Foi demonstrado quais são os comprovantes de despesas válidos contabilmente: nota fiscal para compra de materiais, equipamentos, refeições, etc.; holerite para o pagamento de funcionários com registro em carteira; RPA - Recibo de Pagamento a Autônomo para pagamento de prestadores de serviços; Fatura de água, luz, telefone, internet; o próprio bilhete para passagens de ônibus, barco, avião e recibos de taxi. Os recibos com formulário vendido em papelaria ou outros só são aceitos em casos especiais, quando nenhum dos outros comprovantes é possível como, por exemplo, na compra de alimentos ou prestação de serviços na aldeia. As receitas também devem ser comprovadas com recibos que contenham o valor, tipo de contribuição ou doação, nome e CPF do doador, data e assinatura. Pra melhorar o controle é importante que os recibos sejam numerados. A base para um bom controle financeiro é ter comprovantes adequados.

A contratação de um contador é necessária para fazer a escrituração da movimentação financeira e alterações do patrimônio, enviar as declarações e informações aos órgãos governamentais e orientar os diretores em suas dúvidas e dificuldades para atender às exigências legais.

Foi disponibilizado um modelo de planilha eletrônica para a elaboração de relatórios financeiros. Divididos em grupos, os participantes treinaram a elaboração de Plano de Contas, o lançamento de receitas e despesas e foram informados como fazer e a importância da conciliação bancária. Foi destacado que o relatório financeiro serve não só para o registro da movimentação dos recursos, mas também é uma ferramenta para a gestão. Analisando os dados consolidados no resumo do relatório, os dirigentes podem ter uma visão mais clara sobre a movimentação e tomar providências necessárias para manter a sustentabilidade financeira da associação. Serve também para a análise do Conselho Fiscal e a prestação de contas para os associados.

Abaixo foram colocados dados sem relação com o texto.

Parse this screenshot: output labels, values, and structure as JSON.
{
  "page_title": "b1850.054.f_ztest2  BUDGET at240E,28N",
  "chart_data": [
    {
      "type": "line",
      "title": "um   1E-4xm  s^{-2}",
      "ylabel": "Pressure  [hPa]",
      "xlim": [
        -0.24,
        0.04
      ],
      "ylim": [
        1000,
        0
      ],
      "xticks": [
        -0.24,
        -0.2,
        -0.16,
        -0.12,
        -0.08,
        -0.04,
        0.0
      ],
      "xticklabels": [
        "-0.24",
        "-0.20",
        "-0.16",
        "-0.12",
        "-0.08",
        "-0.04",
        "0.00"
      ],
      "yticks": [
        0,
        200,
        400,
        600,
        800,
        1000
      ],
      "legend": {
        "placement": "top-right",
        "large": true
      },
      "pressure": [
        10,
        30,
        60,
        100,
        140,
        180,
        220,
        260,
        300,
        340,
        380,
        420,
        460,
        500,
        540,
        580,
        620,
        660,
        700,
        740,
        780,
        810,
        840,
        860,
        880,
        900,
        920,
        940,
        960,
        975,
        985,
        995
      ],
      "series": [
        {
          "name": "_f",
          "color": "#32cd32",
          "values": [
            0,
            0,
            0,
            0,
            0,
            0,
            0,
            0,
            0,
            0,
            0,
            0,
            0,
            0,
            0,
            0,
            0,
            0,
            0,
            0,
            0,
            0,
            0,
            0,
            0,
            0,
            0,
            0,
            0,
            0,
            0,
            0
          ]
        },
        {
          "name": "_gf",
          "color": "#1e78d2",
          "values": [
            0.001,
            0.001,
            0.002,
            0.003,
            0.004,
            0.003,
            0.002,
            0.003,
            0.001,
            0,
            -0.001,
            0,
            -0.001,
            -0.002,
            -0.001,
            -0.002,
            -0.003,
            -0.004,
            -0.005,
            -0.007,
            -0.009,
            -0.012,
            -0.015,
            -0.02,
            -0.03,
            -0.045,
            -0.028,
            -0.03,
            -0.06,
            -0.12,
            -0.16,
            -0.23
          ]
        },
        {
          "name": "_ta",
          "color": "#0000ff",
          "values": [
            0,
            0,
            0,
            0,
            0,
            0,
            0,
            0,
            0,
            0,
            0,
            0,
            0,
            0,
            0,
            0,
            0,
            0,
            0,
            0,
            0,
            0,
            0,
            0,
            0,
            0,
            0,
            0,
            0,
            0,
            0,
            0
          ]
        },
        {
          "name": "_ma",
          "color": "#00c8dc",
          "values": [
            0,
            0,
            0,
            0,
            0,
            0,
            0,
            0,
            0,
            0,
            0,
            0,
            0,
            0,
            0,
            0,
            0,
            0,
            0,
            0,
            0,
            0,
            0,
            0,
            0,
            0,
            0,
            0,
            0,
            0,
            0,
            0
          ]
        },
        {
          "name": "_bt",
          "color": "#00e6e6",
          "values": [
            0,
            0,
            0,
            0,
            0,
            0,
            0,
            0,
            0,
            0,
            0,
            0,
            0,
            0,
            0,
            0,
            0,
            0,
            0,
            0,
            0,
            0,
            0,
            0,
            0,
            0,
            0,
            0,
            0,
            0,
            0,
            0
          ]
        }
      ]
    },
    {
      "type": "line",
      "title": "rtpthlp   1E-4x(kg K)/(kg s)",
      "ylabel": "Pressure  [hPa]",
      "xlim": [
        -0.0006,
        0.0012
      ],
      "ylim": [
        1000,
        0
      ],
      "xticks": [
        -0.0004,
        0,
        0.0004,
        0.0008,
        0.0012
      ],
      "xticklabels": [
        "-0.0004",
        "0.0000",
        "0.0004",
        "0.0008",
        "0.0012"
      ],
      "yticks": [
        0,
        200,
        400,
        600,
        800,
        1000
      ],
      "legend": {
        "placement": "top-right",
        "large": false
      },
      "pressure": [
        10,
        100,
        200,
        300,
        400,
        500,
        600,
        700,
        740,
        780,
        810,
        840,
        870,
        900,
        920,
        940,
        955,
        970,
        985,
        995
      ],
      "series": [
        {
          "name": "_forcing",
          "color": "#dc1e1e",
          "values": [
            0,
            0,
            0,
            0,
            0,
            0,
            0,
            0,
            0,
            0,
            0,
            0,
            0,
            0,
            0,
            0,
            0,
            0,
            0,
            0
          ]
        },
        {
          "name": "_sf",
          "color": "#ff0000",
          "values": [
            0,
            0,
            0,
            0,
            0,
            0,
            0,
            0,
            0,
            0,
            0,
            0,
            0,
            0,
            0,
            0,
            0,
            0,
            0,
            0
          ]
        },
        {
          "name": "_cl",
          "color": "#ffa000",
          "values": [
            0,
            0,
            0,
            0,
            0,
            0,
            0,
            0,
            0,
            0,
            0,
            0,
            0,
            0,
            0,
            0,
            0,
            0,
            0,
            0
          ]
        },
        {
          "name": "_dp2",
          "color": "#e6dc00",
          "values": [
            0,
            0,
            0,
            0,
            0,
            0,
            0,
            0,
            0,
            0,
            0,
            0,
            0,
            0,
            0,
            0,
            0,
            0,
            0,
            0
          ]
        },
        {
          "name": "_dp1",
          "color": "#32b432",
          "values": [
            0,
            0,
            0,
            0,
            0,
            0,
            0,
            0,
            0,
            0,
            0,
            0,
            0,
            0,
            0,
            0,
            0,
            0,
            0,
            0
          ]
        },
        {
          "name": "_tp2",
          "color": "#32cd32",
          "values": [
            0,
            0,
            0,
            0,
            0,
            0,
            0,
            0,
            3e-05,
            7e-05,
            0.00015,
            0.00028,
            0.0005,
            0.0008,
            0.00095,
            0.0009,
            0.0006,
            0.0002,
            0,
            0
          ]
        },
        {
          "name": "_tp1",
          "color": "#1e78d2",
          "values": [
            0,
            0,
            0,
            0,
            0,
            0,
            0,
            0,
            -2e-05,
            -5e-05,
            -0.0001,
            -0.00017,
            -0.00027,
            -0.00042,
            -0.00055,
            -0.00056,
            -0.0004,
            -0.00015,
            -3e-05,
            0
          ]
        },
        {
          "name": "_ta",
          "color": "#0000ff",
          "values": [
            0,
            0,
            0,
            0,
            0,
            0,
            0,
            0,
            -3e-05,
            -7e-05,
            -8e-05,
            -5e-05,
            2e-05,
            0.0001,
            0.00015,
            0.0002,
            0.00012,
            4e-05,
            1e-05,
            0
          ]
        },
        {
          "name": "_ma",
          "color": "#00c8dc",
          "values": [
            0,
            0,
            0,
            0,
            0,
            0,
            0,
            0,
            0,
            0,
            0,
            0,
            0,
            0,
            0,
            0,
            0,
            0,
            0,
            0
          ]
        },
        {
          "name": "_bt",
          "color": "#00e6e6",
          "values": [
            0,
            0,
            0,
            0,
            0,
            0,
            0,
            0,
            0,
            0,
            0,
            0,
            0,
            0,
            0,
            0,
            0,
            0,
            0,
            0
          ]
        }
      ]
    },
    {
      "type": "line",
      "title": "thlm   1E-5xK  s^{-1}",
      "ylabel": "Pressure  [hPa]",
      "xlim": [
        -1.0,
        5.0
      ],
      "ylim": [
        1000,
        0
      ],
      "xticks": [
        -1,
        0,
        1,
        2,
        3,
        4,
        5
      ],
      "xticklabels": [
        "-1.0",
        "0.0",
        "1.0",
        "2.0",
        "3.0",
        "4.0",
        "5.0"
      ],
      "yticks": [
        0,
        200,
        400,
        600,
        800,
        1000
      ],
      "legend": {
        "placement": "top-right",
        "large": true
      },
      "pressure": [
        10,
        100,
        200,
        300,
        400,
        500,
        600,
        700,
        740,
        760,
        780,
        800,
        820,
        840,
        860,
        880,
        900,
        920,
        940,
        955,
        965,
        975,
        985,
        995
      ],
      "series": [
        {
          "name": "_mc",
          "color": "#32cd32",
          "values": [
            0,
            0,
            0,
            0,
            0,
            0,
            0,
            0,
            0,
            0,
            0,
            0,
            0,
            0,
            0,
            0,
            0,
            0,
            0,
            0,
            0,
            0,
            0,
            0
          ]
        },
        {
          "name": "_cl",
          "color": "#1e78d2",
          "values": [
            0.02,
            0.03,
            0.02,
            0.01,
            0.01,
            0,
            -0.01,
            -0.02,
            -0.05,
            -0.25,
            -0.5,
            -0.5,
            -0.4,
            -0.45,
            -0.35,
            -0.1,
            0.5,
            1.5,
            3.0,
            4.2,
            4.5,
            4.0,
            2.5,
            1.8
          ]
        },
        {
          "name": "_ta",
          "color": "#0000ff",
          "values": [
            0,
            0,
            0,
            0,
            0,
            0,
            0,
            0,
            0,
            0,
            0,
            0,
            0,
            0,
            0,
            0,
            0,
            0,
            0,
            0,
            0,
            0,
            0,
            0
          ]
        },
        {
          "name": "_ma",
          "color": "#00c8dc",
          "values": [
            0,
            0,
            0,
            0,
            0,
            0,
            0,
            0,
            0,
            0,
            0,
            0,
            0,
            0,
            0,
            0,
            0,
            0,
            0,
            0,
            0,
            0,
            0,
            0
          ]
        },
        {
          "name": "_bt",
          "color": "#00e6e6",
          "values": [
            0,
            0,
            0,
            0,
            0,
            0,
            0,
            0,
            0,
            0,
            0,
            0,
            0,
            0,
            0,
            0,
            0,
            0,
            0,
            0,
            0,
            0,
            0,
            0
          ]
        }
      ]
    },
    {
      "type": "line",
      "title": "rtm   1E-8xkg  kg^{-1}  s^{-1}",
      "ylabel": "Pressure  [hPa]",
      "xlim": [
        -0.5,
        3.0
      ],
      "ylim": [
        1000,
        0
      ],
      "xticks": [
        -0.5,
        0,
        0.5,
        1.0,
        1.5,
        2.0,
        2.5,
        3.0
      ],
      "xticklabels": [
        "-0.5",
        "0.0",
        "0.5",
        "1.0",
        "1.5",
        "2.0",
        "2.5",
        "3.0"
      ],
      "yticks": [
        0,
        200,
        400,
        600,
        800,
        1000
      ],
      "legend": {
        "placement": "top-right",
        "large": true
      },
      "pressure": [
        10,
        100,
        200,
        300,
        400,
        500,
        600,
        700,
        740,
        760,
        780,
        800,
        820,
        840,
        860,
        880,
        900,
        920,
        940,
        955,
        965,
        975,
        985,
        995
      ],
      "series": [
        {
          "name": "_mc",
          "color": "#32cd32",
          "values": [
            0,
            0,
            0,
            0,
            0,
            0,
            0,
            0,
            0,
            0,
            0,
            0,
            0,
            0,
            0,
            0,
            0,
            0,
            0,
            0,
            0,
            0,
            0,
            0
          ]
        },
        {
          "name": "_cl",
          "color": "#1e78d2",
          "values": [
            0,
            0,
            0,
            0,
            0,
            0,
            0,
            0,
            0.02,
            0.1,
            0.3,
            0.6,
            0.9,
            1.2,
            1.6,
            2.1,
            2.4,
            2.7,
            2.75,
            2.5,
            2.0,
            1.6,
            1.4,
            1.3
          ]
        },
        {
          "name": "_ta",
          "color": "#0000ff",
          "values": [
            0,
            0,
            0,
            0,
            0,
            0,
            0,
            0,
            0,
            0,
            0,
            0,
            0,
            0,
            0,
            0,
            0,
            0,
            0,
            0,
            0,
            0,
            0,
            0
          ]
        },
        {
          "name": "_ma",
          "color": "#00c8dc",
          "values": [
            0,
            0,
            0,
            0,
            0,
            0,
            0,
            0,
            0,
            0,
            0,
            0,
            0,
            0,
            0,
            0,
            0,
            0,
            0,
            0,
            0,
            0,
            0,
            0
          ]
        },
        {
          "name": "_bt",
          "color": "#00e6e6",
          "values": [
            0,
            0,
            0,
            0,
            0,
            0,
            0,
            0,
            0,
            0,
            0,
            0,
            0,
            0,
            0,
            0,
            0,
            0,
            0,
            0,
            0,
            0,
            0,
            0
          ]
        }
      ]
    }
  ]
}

O Conselho Fiscal deve se reunir regularmente, conforme definido no estatuto, para analisar as contas e emitir seu parecer para a Assembleia Geral. Nela, a diretoria deve apresentar de forma clara os recursos recebidos e em que foram gastos e em seguida, o conselho deve apresentar seu parecer para que a assembleia possa deliberar sobre a aprovação ou não das contas. A importância do Conselho Fiscal não se limita à fiscalização do uso dos recursos. Seu parecer dá legitimidade à prestação de contas apresentada pela diretoria e o controle social que exerce é um fator inibidor de eventuais usos inadequados ou desvio de recursos. Sabendo da efetividade do controle, os administradores tenderão a utilizar corretamente o dinheiro e o patrimônio da associação.


Se o controle financeiro é importante para fazer a gestão dos recursos, a transparência é necessária para que associados e outros doadores se mantenham estimulados a contribuir.